Quick Start: Deploy a Forwarder

This guide walks you through deploying your first Stairwell forwarder on an endpoint.

Prerequisites

• A Stairwell environment has been created for your organization
• You have a file forwarder authentication token (see Create an authentication token)
• Your network meets the connectivity requirements (forwarder traffic allowed, SSL inspection excluded)

1. Download the forwarder

Log into app.stairwell.com and download the forwarder package for your target OS:

• Windows forwarder
• macOS forwarder
• Linux forwarder

2. Install the forwarder

Run the installer on your target endpoint using the file forwarder token generated for your environment.

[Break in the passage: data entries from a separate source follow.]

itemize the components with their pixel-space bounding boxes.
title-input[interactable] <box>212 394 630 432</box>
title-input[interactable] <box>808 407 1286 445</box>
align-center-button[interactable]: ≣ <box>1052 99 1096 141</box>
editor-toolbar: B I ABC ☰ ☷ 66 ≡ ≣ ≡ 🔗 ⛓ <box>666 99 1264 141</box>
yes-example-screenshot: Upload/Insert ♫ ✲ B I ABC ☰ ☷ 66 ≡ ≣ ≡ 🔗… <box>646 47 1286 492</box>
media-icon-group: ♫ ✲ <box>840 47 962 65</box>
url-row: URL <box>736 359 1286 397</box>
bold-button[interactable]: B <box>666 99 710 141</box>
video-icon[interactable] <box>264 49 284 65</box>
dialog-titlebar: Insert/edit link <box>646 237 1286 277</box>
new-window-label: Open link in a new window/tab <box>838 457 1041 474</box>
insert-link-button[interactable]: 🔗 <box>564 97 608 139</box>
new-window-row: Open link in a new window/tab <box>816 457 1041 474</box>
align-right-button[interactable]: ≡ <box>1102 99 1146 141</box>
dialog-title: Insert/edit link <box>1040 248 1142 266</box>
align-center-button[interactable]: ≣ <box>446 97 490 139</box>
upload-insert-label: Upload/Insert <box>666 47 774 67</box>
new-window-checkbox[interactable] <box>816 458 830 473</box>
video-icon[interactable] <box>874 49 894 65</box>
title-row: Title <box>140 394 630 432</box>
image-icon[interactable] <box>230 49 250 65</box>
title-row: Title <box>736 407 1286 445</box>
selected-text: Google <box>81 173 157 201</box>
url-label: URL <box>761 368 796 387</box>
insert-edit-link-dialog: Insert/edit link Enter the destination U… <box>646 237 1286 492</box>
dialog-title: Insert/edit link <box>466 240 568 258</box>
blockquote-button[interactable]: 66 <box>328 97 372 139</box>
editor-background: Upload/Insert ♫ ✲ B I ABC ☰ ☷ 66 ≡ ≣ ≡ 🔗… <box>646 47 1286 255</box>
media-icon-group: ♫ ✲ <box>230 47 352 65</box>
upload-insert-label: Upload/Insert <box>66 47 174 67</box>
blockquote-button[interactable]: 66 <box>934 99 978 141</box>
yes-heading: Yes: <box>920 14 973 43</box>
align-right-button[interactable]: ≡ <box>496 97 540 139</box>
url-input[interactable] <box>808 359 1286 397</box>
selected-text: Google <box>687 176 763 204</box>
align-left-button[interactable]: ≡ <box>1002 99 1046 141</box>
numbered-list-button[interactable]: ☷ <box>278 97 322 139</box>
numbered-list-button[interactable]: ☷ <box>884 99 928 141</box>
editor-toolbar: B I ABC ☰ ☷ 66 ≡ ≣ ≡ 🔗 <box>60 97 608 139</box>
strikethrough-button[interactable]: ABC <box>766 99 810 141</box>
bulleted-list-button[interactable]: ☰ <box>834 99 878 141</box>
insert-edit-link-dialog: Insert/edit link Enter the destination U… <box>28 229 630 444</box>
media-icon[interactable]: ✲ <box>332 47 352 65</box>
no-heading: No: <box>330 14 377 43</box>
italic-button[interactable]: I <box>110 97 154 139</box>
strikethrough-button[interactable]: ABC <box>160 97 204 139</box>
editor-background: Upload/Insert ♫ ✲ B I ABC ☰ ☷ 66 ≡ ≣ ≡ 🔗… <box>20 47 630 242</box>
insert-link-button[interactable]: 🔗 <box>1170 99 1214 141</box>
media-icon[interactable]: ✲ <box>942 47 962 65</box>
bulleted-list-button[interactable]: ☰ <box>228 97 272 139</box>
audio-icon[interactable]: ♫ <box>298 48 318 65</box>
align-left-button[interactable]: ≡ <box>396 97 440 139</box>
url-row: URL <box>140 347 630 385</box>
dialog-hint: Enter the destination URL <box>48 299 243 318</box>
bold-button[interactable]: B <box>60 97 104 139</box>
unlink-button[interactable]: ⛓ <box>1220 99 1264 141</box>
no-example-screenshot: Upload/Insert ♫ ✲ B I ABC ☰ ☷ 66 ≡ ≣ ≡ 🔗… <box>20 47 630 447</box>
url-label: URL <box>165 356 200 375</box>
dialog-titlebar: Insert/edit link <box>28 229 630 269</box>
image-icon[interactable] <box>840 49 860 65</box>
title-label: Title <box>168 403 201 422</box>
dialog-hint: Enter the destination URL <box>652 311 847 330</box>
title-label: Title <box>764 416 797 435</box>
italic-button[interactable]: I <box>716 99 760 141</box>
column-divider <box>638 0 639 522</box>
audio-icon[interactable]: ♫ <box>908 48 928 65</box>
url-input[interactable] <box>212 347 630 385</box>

Follow the OS-specific installation instructions linked above for exact commands and configuration options.

3. Verify the asset appears

After installation, the forwarder registers with Stairwell and begins a breach assessment (back scan) of existing executables on the host. Log into the Stairwell UI, navigate to Assets, and confirm that the new asset appears in the list. Check the Registration time column to verify it registered successfully.

4. Validate file collection

Within a few minutes, files from the endpoint will begin appearing in your environment's object store. You can confirm this by navigating to Search and filtering by the asset name, or by checking the asset's detail page for recent sightings. The initial back scan will process all existing executables on disk; ongoing monitoring will capture new file activity automatically.